The bullet point bit

  • London Museum has launched an AI chatbot called Clio (+ part 2 where Trish digs into the tech). This is a use of AI I don’t really have a problem with as I only see it taking the load off staff rather than replacing them, plus online catalogues are notoriously obtuse and difficult to use so this is a good entry point. It’s only trained on museum data and they’ve done a lot to reduce risk, so it didn’t tell me how to make a bomb and even when I tried to get it to tell me about the benefits of the British Empire it gave a very nuanced answer. I also appreciate Trish being upfront about the energy usage and how they’ve mitigated it. It does use American spelling though.

  • The Audience Agency are running a survey on innovation and R&D for Arts Council England.

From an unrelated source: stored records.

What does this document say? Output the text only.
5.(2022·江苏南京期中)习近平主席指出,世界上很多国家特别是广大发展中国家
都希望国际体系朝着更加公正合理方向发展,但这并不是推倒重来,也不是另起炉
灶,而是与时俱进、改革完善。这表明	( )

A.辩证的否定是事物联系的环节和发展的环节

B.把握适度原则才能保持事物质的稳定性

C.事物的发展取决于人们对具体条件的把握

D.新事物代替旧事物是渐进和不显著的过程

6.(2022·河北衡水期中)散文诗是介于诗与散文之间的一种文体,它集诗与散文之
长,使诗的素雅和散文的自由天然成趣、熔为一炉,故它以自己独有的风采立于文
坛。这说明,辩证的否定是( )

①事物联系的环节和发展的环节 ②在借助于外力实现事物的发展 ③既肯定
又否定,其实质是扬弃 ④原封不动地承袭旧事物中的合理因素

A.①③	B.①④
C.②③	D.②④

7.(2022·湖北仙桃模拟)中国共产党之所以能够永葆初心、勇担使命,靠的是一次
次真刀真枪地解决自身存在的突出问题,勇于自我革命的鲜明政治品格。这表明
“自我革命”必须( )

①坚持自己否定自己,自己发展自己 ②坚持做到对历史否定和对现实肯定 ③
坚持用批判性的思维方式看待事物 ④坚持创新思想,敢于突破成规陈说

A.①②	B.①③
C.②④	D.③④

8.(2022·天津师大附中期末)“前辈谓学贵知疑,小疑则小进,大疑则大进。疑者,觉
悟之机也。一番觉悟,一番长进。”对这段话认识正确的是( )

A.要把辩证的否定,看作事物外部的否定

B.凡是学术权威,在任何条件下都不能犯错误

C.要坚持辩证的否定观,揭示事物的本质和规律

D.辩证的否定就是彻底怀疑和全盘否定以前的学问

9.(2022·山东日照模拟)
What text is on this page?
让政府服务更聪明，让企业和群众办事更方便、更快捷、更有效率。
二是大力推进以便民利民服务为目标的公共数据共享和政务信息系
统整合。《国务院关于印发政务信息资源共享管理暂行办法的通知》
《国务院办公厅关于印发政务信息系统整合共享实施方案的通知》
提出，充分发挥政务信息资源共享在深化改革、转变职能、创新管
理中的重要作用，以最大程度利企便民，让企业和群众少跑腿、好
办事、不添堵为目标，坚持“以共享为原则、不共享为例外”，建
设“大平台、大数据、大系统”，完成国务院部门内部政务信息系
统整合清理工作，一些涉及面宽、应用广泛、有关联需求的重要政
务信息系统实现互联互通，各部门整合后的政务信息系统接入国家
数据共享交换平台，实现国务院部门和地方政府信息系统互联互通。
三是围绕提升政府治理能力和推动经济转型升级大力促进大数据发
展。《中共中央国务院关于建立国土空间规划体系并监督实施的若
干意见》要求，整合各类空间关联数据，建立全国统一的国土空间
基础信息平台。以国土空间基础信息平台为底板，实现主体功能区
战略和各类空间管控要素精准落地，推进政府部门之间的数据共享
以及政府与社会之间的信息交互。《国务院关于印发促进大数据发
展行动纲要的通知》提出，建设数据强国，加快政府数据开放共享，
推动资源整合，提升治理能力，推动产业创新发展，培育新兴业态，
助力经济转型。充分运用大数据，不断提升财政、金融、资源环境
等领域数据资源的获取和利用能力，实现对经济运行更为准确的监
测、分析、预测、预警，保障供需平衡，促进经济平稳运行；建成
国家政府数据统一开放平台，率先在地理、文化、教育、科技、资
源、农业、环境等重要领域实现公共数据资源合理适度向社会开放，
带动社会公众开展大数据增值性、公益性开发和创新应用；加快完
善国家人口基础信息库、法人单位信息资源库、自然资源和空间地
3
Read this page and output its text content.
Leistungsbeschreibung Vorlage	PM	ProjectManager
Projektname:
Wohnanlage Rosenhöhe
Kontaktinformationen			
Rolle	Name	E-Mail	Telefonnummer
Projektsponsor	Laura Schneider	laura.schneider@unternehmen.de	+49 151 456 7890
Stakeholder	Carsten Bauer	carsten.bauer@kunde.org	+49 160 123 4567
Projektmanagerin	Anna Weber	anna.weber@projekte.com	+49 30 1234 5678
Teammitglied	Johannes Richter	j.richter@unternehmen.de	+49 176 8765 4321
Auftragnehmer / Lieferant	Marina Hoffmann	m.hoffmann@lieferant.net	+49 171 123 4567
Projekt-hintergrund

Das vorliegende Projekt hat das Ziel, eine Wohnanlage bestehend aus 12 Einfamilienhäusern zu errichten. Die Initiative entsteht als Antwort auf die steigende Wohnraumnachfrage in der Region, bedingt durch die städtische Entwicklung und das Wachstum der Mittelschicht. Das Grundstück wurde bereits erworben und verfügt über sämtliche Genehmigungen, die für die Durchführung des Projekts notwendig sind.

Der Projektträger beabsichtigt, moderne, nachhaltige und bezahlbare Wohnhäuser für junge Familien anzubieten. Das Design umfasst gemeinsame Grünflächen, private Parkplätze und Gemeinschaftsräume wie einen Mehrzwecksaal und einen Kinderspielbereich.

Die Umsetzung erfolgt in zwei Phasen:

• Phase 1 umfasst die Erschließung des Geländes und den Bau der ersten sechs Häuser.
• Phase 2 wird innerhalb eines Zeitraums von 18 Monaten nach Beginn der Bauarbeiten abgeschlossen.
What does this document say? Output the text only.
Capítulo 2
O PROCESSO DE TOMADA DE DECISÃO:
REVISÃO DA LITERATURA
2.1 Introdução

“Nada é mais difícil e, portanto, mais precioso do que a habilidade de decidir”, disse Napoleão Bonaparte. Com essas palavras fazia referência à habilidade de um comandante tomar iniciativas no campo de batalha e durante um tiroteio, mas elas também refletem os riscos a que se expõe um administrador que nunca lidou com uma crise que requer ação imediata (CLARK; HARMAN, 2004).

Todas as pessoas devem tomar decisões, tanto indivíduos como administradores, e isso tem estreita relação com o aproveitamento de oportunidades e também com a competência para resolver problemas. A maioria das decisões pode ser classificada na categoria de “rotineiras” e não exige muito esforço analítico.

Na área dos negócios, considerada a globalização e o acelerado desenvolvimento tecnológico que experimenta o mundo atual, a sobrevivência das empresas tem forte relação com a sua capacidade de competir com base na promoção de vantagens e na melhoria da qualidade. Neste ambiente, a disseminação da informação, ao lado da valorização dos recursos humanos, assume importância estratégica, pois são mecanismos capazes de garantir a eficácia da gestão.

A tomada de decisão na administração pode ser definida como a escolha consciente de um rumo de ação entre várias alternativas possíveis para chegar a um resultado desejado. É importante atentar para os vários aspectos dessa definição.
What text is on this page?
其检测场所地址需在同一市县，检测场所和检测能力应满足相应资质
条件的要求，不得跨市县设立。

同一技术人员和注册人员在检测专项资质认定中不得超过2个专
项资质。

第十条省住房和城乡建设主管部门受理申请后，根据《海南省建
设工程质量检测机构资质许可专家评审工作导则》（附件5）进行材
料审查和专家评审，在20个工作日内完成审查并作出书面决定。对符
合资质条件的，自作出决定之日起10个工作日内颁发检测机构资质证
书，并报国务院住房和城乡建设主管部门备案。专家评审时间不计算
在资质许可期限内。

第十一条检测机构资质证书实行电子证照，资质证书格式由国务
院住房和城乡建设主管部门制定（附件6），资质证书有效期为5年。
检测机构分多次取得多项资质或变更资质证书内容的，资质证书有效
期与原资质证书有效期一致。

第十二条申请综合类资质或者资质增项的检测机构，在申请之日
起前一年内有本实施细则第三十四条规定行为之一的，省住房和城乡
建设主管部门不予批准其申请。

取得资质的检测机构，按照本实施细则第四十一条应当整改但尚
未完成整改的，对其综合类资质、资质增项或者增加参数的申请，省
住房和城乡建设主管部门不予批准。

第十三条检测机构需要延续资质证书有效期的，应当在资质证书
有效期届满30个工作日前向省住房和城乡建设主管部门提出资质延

Interpret that in a wide sense (they specifically say it’s not purely about technology), and fill it in.

  • OpenAI have signed an agreement with the UK government to figure out how they could use AI which smacks, as many have said, of a solution in search of a problem.

  • Websites have started verifying the age of UK users to view mature content either by scanning your face, guessing your age and then deleting the data after a few days, or by providing official ID (which will of course be super safe from data breaches). Who knows whether ‘mature content’ applies to the many titties and dongs in online museum collections. I’ll ask Clio.

  • People were worried about YouTube’s ban on inauthentic content, assuming it meant you weren’t allowed to use a load of AI. Turns out they just don’t want you to upload carbon copies of other people’s content.

  • Buffer did a big analysis of what formats to post on what channels. Includes shocking conclusions like ‘Reels do pretty well’ and ‘pictures do good on Facebook’. I am whelmed.

Personal stuff I do for me and you can just skip this if you like

🎮📖 what I’m consuming as a consumer

The problem with doing these emails weekly is that a week isn’t long enough to finish anything before the next email. But I’m desparately trying to separate the art from the artist watching The Sandman, listening to a lot of The Chats ahead of Reading Festival (Friday day ticket, I’m not 16 years old) and trying not to spend my money on Death Stranding 2.

I was also up in Brum on the weekend and popped into Ikon to get this print of my hometown, but also really enjoyed Seulgi Lee’s Spun - mainly because of a gallery attendant who opened our eyes to all the clever intentions behind the artworks. It reminded me that I do actually like going to galleries actually.

🐕 Keith

Here he is

A fox terrier with his head hanging over the edge of a sofa.